Pseudosphere

In geometry, a pseudosphere or tractricoid in the traditional usage, is the result of revolving a tractrix about its asymptote. It has constant negative Gauss curvature, except at the cusp, and therefore is locally isometric to a hyperbolic plane (everywhere except for the cusp).

It also denotes the entire set of points of an infinite hyperbolic space; which is one of the three models of Riemannian geometry. This can be viewed as the extension of a saddle shape to infinity. The further outward from the starting point xy={0, 0}; the more increasingly ruffled the manifold becomes. This makes it very hard to represent a pseudosphere in the Euclidean space of drawings. A trick mathematicians have come up with to represent it is called the The Poincaré Model of Hyperbolic Geometry. By increasingly shrinking the pseudosphere as it goes further out towards the edge, it will fit into a circle, called the Poincaré disk; with the "edge" representing infinity. This is usually tessellated with equilateral triangles, or other polygons; which become increasingly distorted towards the edges, such that some vertices are shared by more polygons than is normal under Euclidean geometry! (In normal flat space only six triangles, for instance, can share a vertex, but on the Poincaré disk, some are shared by eight triangles, as the total of the angles is now less than 180°). Reverting the triangles back to their normal shape yields various sections of the pseudosphere.
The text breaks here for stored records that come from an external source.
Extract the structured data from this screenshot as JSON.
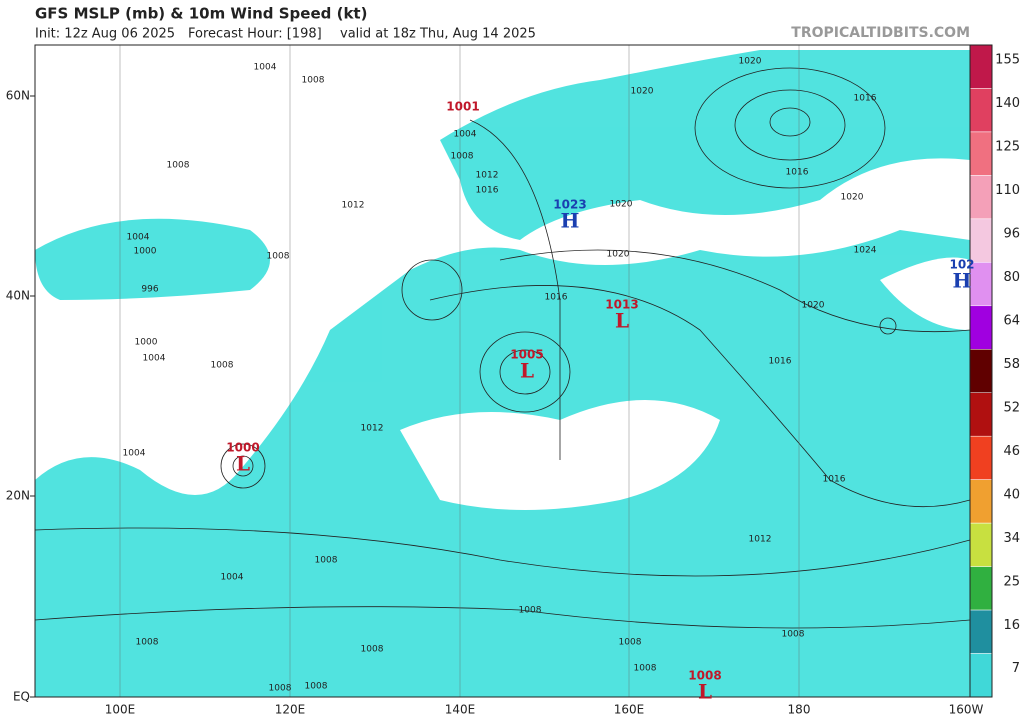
{
  "header": {
    "title": "GFS MSLP (mb) & 10m Wind Speed (kt)",
    "init": "Init: 12z Aug 06 2025",
    "forecast_hour": "Forecast Hour: [198]",
    "valid": "valid at 18z Thu, Aug 14 2025",
    "credit": "TROPICALTIDBITS.COM"
  },
  "map": {
    "lat_labels": [
      "60N",
      "40N",
      "20N",
      "EQ"
    ],
    "lon_labels": [
      "100E",
      "120E",
      "140E",
      "160E",
      "180",
      "160W"
    ],
    "centers": [
      {
        "value": "1001"
      },
      {
        "letter": "H",
        "value": "1023"
      },
      {
        "letter": "H",
        "value": "102"
      },
      {
        "letter": "L",
        "value": "1013"
      },
      {
        "letter": "L",
        "value": "1005"
      },
      {
        "letter": "L",
        "value": "1000"
      },
      {
        "letter": "L",
        "value": "1008"
      }
    ],
    "isobar_labels": [
      "1004",
      "1008",
      "1020",
      "1020",
      "1016",
      "1004",
      "1008",
      "1012",
      "1016",
      "1016",
      "1020",
      "1020",
      "1020",
      "1024",
      "1016",
      "1020",
      "1016",
      "1012",
      "1008",
      "1004",
      "1000",
      "1008",
      "996",
      "1000",
      "1004",
      "1008",
      "1012",
      "1004",
      "1016",
      "1012",
      "1008",
      "1004",
      "1008",
      "1008",
      "1008",
      "1008",
      "1008",
      "1008",
      "1008",
      "1008"
    ]
  },
  "colorbar": {
    "labels": [
      "155",
      "140",
      "125",
      "110",
      "96",
      "80",
      "64",
      "58",
      "52",
      "46",
      "40",
      "34",
      "25",
      "16",
      "7"
    ]
  }
}
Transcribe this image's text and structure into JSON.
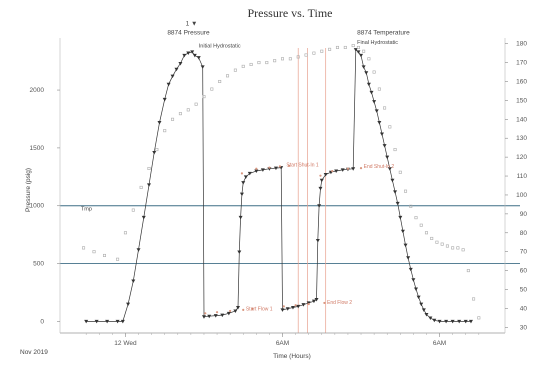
{
  "chart_data": {
    "type": "line",
    "title": "Pressure vs. Time",
    "xlabel": "Time (Hours)",
    "ylabel": "Pressure (psig)",
    "y2label": "",
    "date_label": "Nov 2019",
    "x_ticks": [
      {
        "x": 5.0,
        "label": "12 Wed"
      },
      {
        "x": 17.0,
        "label": "6AM"
      },
      {
        "x": 29.0,
        "label": "6AM"
      }
    ],
    "xlim": [
      0,
      34
    ],
    "ylim": [
      -100,
      2450
    ],
    "yticks": [
      0,
      500,
      1000,
      1500,
      2000
    ],
    "y2lim": [
      27,
      183
    ],
    "y2ticks": [
      30,
      40,
      50,
      60,
      70,
      80,
      90,
      100,
      110,
      120,
      130,
      140,
      150,
      160,
      170,
      180
    ],
    "hlines_y": [
      1000,
      500
    ],
    "vlines_x": [
      18.2,
      18.9,
      20.3
    ],
    "series": [
      {
        "name": "",
        "color": "#333333",
        "marker": "triangle",
        "points": [
          [
            2.0,
            0
          ],
          [
            2.8,
            0
          ],
          [
            3.6,
            0
          ],
          [
            4.4,
            0
          ],
          [
            4.8,
            0
          ],
          [
            5.2,
            150
          ],
          [
            5.6,
            350
          ],
          [
            6.0,
            620
          ],
          [
            6.4,
            900
          ],
          [
            6.8,
            1180
          ],
          [
            7.2,
            1460
          ],
          [
            7.6,
            1720
          ],
          [
            8.0,
            1920
          ],
          [
            8.3,
            2050
          ],
          [
            8.6,
            2120
          ],
          [
            8.9,
            2180
          ],
          [
            9.2,
            2230
          ],
          [
            9.5,
            2300
          ],
          [
            9.8,
            2320
          ],
          [
            10.1,
            2330
          ],
          [
            10.3,
            2300
          ],
          [
            10.6,
            2280
          ],
          [
            10.9,
            2200
          ],
          [
            11.0,
            40
          ],
          [
            11.4,
            45
          ],
          [
            11.9,
            50
          ],
          [
            12.4,
            55
          ],
          [
            12.9,
            70
          ],
          [
            13.4,
            90
          ],
          [
            13.6,
            120
          ],
          [
            13.7,
            600
          ],
          [
            13.8,
            900
          ],
          [
            13.9,
            1100
          ],
          [
            14.0,
            1200
          ],
          [
            14.2,
            1250
          ],
          [
            14.5,
            1280
          ],
          [
            15.0,
            1300
          ],
          [
            15.5,
            1310
          ],
          [
            16.0,
            1320
          ],
          [
            16.5,
            1325
          ],
          [
            16.9,
            1330
          ],
          [
            17.0,
            100
          ],
          [
            17.4,
            110
          ],
          [
            17.8,
            120
          ],
          [
            18.2,
            130
          ],
          [
            18.6,
            145
          ],
          [
            19.0,
            160
          ],
          [
            19.4,
            175
          ],
          [
            19.6,
            190
          ],
          [
            19.7,
            700
          ],
          [
            19.8,
            1000
          ],
          [
            19.9,
            1150
          ],
          [
            20.0,
            1220
          ],
          [
            20.3,
            1270
          ],
          [
            20.7,
            1290
          ],
          [
            21.1,
            1300
          ],
          [
            21.6,
            1310
          ],
          [
            22.0,
            1315
          ],
          [
            22.4,
            1320
          ],
          [
            22.6,
            2350
          ],
          [
            22.8,
            2330
          ],
          [
            23.0,
            2300
          ],
          [
            23.2,
            2200
          ],
          [
            23.4,
            2150
          ],
          [
            23.6,
            2050
          ],
          [
            23.8,
            1980
          ],
          [
            24.0,
            1900
          ],
          [
            24.2,
            1820
          ],
          [
            24.4,
            1720
          ],
          [
            24.6,
            1620
          ],
          [
            24.8,
            1520
          ],
          [
            25.0,
            1420
          ],
          [
            25.2,
            1320
          ],
          [
            25.4,
            1220
          ],
          [
            25.6,
            1120
          ],
          [
            25.8,
            1020
          ],
          [
            26.0,
            900
          ],
          [
            26.2,
            780
          ],
          [
            26.4,
            660
          ],
          [
            26.6,
            550
          ],
          [
            26.8,
            450
          ],
          [
            27.0,
            360
          ],
          [
            27.2,
            280
          ],
          [
            27.4,
            210
          ],
          [
            27.6,
            150
          ],
          [
            27.8,
            100
          ],
          [
            28.0,
            60
          ],
          [
            28.3,
            30
          ],
          [
            28.6,
            10
          ],
          [
            29.0,
            0
          ],
          [
            29.5,
            0
          ],
          [
            30.0,
            0
          ],
          [
            30.5,
            0
          ],
          [
            31.0,
            0
          ],
          [
            31.4,
            0
          ]
        ]
      },
      {
        "name": "",
        "color": "#d9967f",
        "marker": "dot",
        "points": [
          [
            11.1,
            70
          ],
          [
            12.0,
            80
          ],
          [
            13.0,
            90
          ],
          [
            14.0,
            100
          ],
          [
            14.7,
            110
          ],
          [
            17.1,
            130
          ],
          [
            18.0,
            140
          ],
          [
            19.0,
            150
          ],
          [
            20.2,
            160
          ],
          [
            13.9,
            1280
          ],
          [
            15.0,
            1320
          ],
          [
            16.0,
            1330
          ],
          [
            16.8,
            1340
          ],
          [
            17.5,
            1345
          ],
          [
            19.9,
            1260
          ],
          [
            20.8,
            1300
          ],
          [
            22.0,
            1320
          ],
          [
            23.0,
            1325
          ]
        ]
      },
      {
        "name": "",
        "color": "#aaaaaa",
        "marker": "square",
        "axis": "y2",
        "points": [
          [
            1.8,
            72
          ],
          [
            2.6,
            70
          ],
          [
            3.4,
            68
          ],
          [
            4.4,
            66
          ],
          [
            5.0,
            80
          ],
          [
            5.6,
            92
          ],
          [
            6.2,
            104
          ],
          [
            6.8,
            114
          ],
          [
            7.4,
            124
          ],
          [
            8.0,
            134
          ],
          [
            8.6,
            140
          ],
          [
            9.2,
            143
          ],
          [
            9.8,
            145
          ],
          [
            10.4,
            148
          ],
          [
            11.0,
            152
          ],
          [
            11.6,
            156
          ],
          [
            12.2,
            160
          ],
          [
            12.8,
            163
          ],
          [
            13.4,
            166
          ],
          [
            14.0,
            168
          ],
          [
            14.6,
            169
          ],
          [
            15.2,
            170
          ],
          [
            15.8,
            170
          ],
          [
            16.4,
            171
          ],
          [
            17.0,
            172
          ],
          [
            17.6,
            172
          ],
          [
            18.2,
            173
          ],
          [
            18.8,
            174
          ],
          [
            19.4,
            175
          ],
          [
            20.0,
            176
          ],
          [
            20.6,
            177
          ],
          [
            21.2,
            178
          ],
          [
            21.8,
            178
          ],
          [
            22.4,
            179
          ],
          [
            22.8,
            178
          ],
          [
            23.2,
            176
          ],
          [
            23.6,
            172
          ],
          [
            24.0,
            165
          ],
          [
            24.4,
            156
          ],
          [
            24.8,
            146
          ],
          [
            25.2,
            136
          ],
          [
            25.6,
            124
          ],
          [
            26.0,
            112
          ],
          [
            26.4,
            102
          ],
          [
            26.8,
            94
          ],
          [
            27.2,
            88
          ],
          [
            27.6,
            84
          ],
          [
            28.0,
            80
          ],
          [
            28.4,
            77
          ],
          [
            28.8,
            75
          ],
          [
            29.2,
            74
          ],
          [
            29.6,
            73
          ],
          [
            30.0,
            72
          ],
          [
            30.4,
            72
          ],
          [
            30.8,
            71
          ],
          [
            31.2,
            60
          ],
          [
            31.6,
            45
          ],
          [
            32.0,
            35
          ]
        ]
      }
    ],
    "annotations": [
      {
        "text": "1 ▼",
        "x": 9.6,
        "y": 2560,
        "style": "small"
      },
      {
        "text": "8874 Pressure",
        "x": 8.2,
        "y": 2480,
        "style": "small"
      },
      {
        "text": "Initial Hydrostatic",
        "x": 10.6,
        "y": 2370,
        "style": "ann"
      },
      {
        "text": "8874 Temperature",
        "x": 22.7,
        "y": 2480,
        "style": "small"
      },
      {
        "text": "Final Hydrostatic",
        "x": 22.7,
        "y": 2400,
        "style": "ann"
      },
      {
        "text": "Start Shut-In 1",
        "x": 17.3,
        "y": 1340,
        "style": "annr"
      },
      {
        "text": "End Shut-In 2",
        "x": 23.2,
        "y": 1325,
        "style": "annr"
      },
      {
        "text": "Start Flow 1",
        "x": 14.2,
        "y": 95,
        "style": "annr"
      },
      {
        "text": "End Flow 2",
        "x": 20.4,
        "y": 150,
        "style": "annr"
      },
      {
        "text": "Tmp",
        "x": 1.6,
        "y": 960,
        "style": "ann"
      }
    ]
  }
}
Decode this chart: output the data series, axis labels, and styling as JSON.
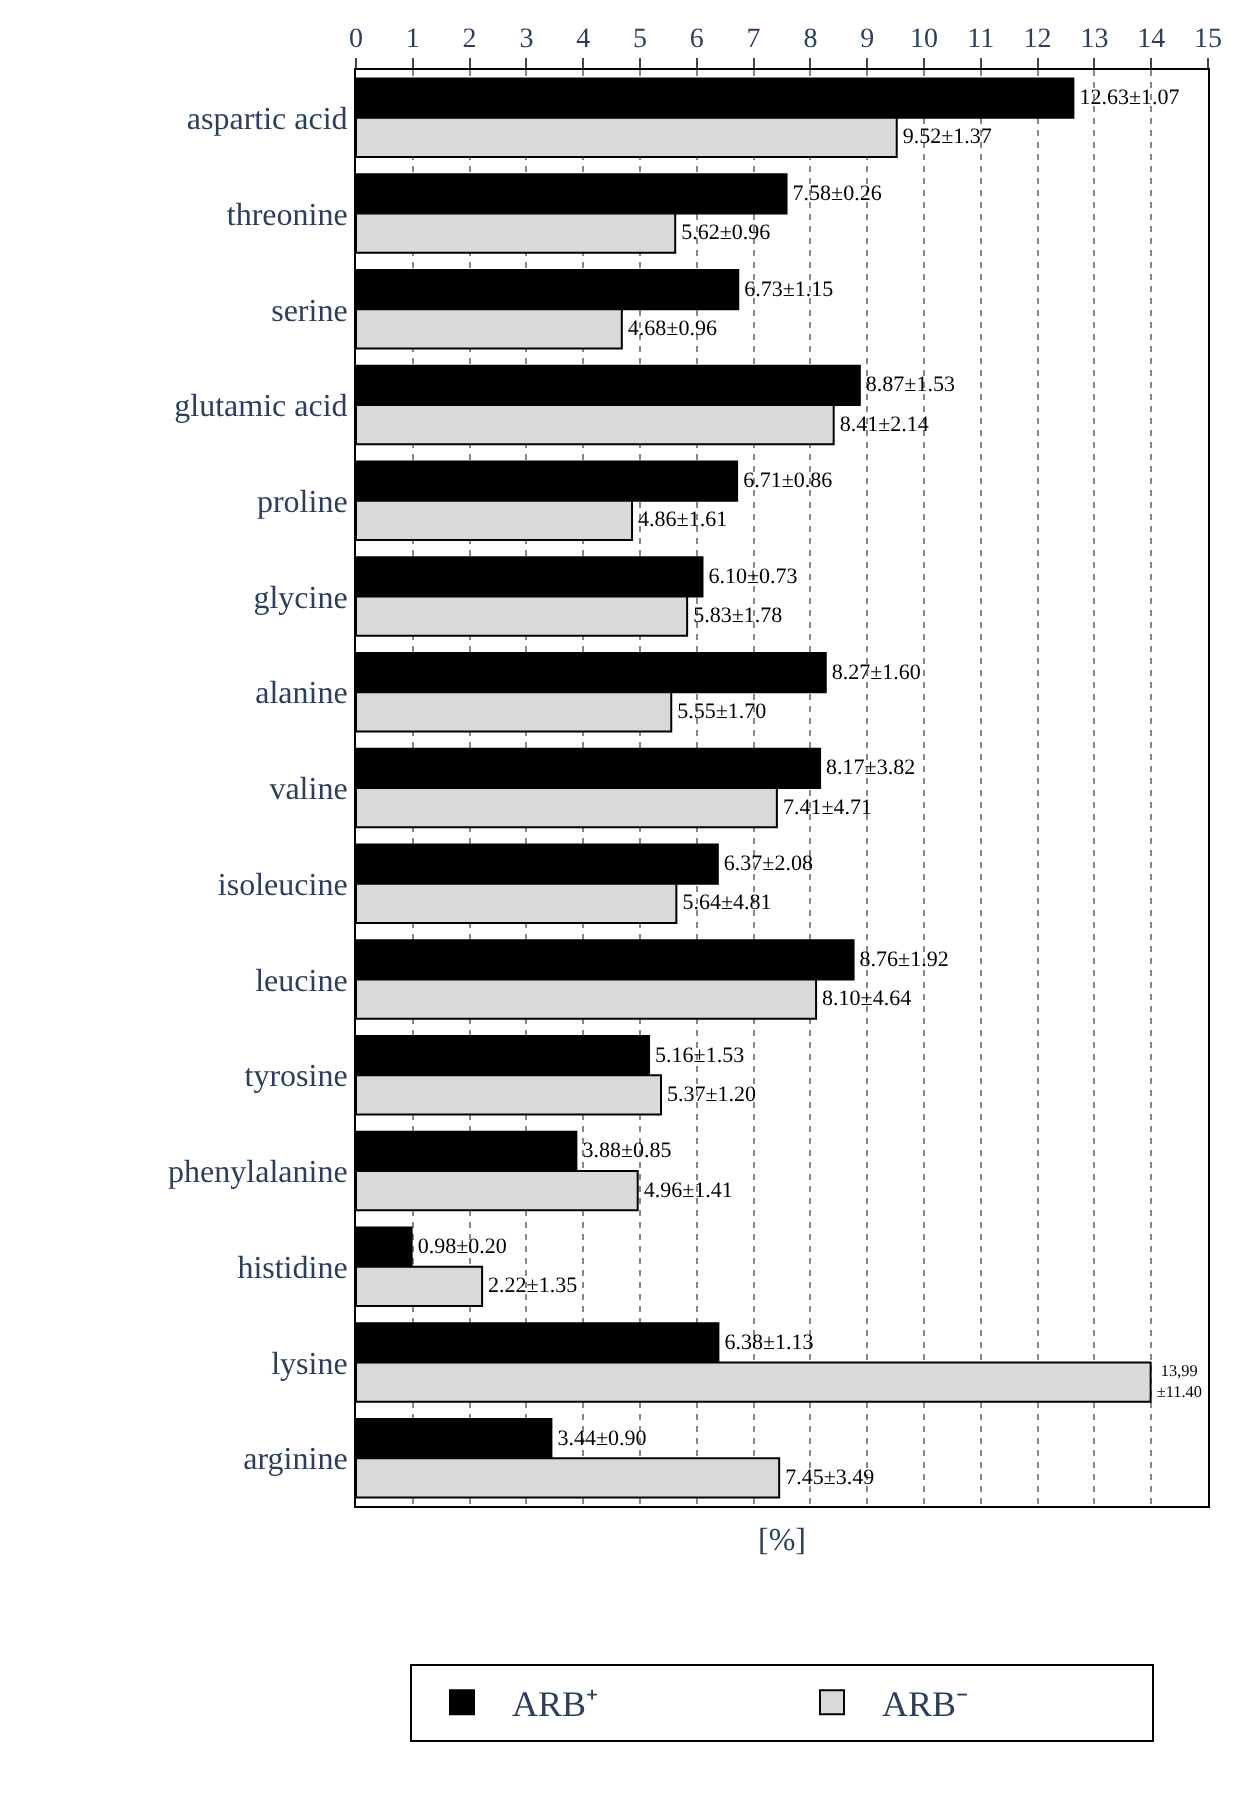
{
  "chart_data": {
    "type": "bar",
    "orientation": "horizontal",
    "xlabel": "[%]",
    "categories": [
      "aspartic acid",
      "threonine",
      "serine",
      "glutamic acid",
      "proline",
      "glycine",
      "alanine",
      "valine",
      "isoleucine",
      "leucine",
      "tyrosine",
      "phenylalanine",
      "histidine",
      "lysine",
      "arginine"
    ],
    "series": [
      {
        "name": "ARB⁺",
        "color": "#000000",
        "values": [
          12.63,
          7.58,
          6.73,
          8.87,
          6.71,
          6.1,
          8.27,
          8.17,
          6.37,
          8.76,
          5.16,
          3.88,
          0.98,
          6.38,
          3.44
        ],
        "value_labels": [
          "12.63±1.07",
          "7.58±0.26",
          "6.73±1.15",
          "8.87±1.53",
          "6.71±0.86",
          "6.10±0.73",
          "8.27±1.60",
          "8.17±3.82",
          "6.37±2.08",
          "8.76±1.92",
          "5.16±1.53",
          "3.88±0.85",
          "0.98±0.20",
          "6.38±1.13",
          "3.44±0.90"
        ]
      },
      {
        "name": "ARB⁻",
        "color": "#d9d9d9",
        "values": [
          9.52,
          5.62,
          4.68,
          8.41,
          4.86,
          5.83,
          5.55,
          7.41,
          5.64,
          8.1,
          5.37,
          4.96,
          2.22,
          13.99,
          7.45
        ],
        "value_labels": [
          "9.52±1.37",
          "5.62±0.96",
          "4.68±0.96",
          "8.41±2.14",
          "4.86±1.61",
          "5.83±1.78",
          "5.55±1.70",
          "7.41±4.71",
          "5.64±4.81",
          "8.10±4.64",
          "5.37±1.20",
          "4.96±1.41",
          "2.22±1.35",
          "13,99\n±11.40",
          "7.45±3.49"
        ]
      }
    ],
    "xlim": [
      0,
      15
    ],
    "xticks": [
      0,
      1,
      2,
      3,
      4,
      5,
      6,
      7,
      8,
      9,
      10,
      11,
      12,
      13,
      14,
      15
    ],
    "grid": "x",
    "legend": "bottom"
  }
}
The central part yields the familiar saddle shape. A section that leads to the infinite edge, ends up becoming "wrapped" around and joined at its opposite sides, yielding the aforementioned "tractricoid" shape, which is also called a "Gabriel's Horn" (since it resembles a horn with the mouthpiece lying at infinity). Thus the tractricoid is only really a piece of the whole pseudosphere.

Missing image
Distance1.gif
Poincaré Disks showing the geometry of a pseudosphere

The name "pseudosphere" comes about because it is a two dimensional surface of constant curvature. Just as the sphere has at every point, the positively curved geometry of a dome; the whole pseudosphere has at every point the negatively curved geometry of a saddle.